Amidst the political, social, and economic discourse about creating a resurgence of forward-thinking ideas globally, Africa has the potential to take the lead. Unlike other developing countries, Africa has leap-frogged over development stages that denote first-world modern status to new world futurism. African cities are known for heavy traffic jams, which translates to excessive exhaust fumes. The use of motorcycle services (boda-boda) has cut down some of the exhaust fumes. However, it appears that electric vehicles could “transform the streets of Africa.”

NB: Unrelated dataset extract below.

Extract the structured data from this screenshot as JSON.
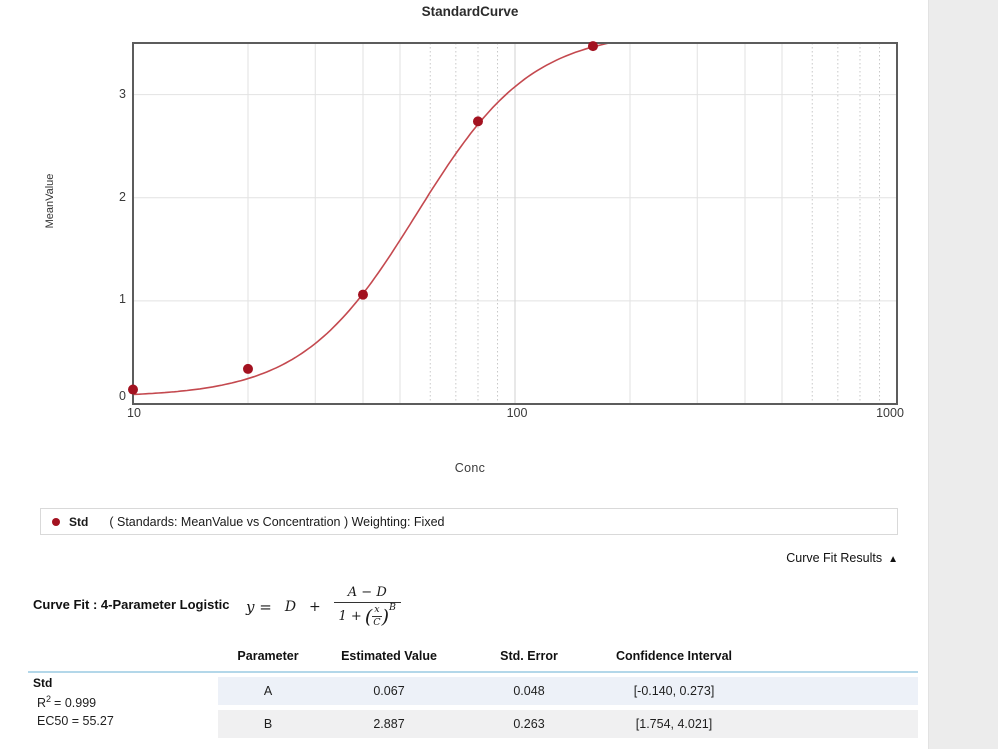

While America is still trying to increase electric vehicle charging locations, startups in Africa are building fleets of light electric vehicles, motorcycles and expanding charging stations with ease. The vehicles range from automobiles to two and three-wheeled motorcycles constructed to handle various road conditions on the continent. Kenya’s ARC Ride built its fleet in response to the heavy demand for Uber Eats deliveries in Nairobi. The owner of the company is an ardent environmentalist whose successes are more significant than his failures. He expects the ARC fleet to grow significantly in the coming months and will expand his geothermal energy charging stations throughout the city.
In Nairobi, Kenya’s largest slum (Kibera), 17 students scored above 350 marks in the Kenya Certificate of Primary School exams of 2020. Three of the students scored above the 400 mark, ranking in Nairobi’s top 10 students’ test scores. The SHOFCO Kibera School has successfully educated residents of the slums without the aid of the West. The 17 students from the slum beat out students from Nairobi’s top private schools. The school managed this accomplishment during COVID-19 lockdowns, whereby students were continuously taught through innovative ways.
In Nigeria, the African Centre of Excellence for Genomics of Infectious Diseases (ACEGID) developed a COVID-19 vaccine. Led by Harvard-trained Dr. Christina Happi (who also helped quash Ebola), ACEGID was the first to sequence coronavirus DNA samples in sub-Saharan Africa. Animal trials revealed 90% efficacy, but human trials were thwarted due to a lack of funding. Months later, the ACEGID proposal for funding has received no responses. What could help the continent reach herd immunity has been interrupted by a lack of funds and political will.
Since Africa represents 16% of the global population and births 70% of pathogens with pandemic potential, investors and governments should re-think where they invest their money. Despite this, public health and economic experts are amazed at the resilience of African countries in terms of a return to a sustainable economy. Like the leap-frogging of development stages, African governments spent very little on PPE and social support. Some countries are likely to return to a normal economy faster or equal to the rate of first-world countries. Africa doesn’t need another country to “build it back, better,” because no country ever has. Africa is doing it alone.
No more gatekeeping. African governments are beginning to see the value of self-sufficiency. While totalitarian leaders may not have cared much about the pandemic deaths of ordinary citizens, many of the leaders contracted the virus and died. Leaders who escaped the virus must have realized that the legacy the West maintaining a power relationship with Africa will never stop, even during a global pandemic. Help was undoubtedly offered but in the traditional way….loans. To date, the continent offers little to no vaccines for its population. Since the Black Lives Matter movement, Westerners have learning that it is not polite to hog power, but not at the country to country level. In the near future, African leaders may quietly circumvent the West with their own solutions, regardless of the amount of power their polity may or may not have on the global stage..
Ethiopia’s coming election on June 21 may inform the extent of democratic Western influences in the region or countries with similar issues in Africa. Ethiopia was colonized and is currently courted by Russia, China, and the West. The Tigray ethnic tensions will undoubtedly play a role in the elections. Will Western solutions work for the country, or will Ethiopia find its own approach to politics.
What does this mean, and why am I writing about this?
Those looking to invest, collaborate, or startup internationally should investigate opportunities at the proverbial bottom. For years futurists have cautioned that the reign of the West will end under the shadow of the East. While the East has made its debut on the economic front, all data points to the underrated South to steal the show. Don’t be fooled by hearsay of incompetence; look to where the East is investing heavily. A manufacturing revolution is likely in its infancy, with a bulging youth population to carry the continent toward manufacturing and successful trade during the coming decade. Today, 99% of Africa’s vaccines come from UNICEF’s Vaccine Alliance program (GAVI). By 2040, the African Union promised to increase the manufacturing of vaccines from 1% to 60%. China and Russia can produce their vaccines. If South America leans to do the same, Western power will be further diminished. It’s time to bet on the underdog.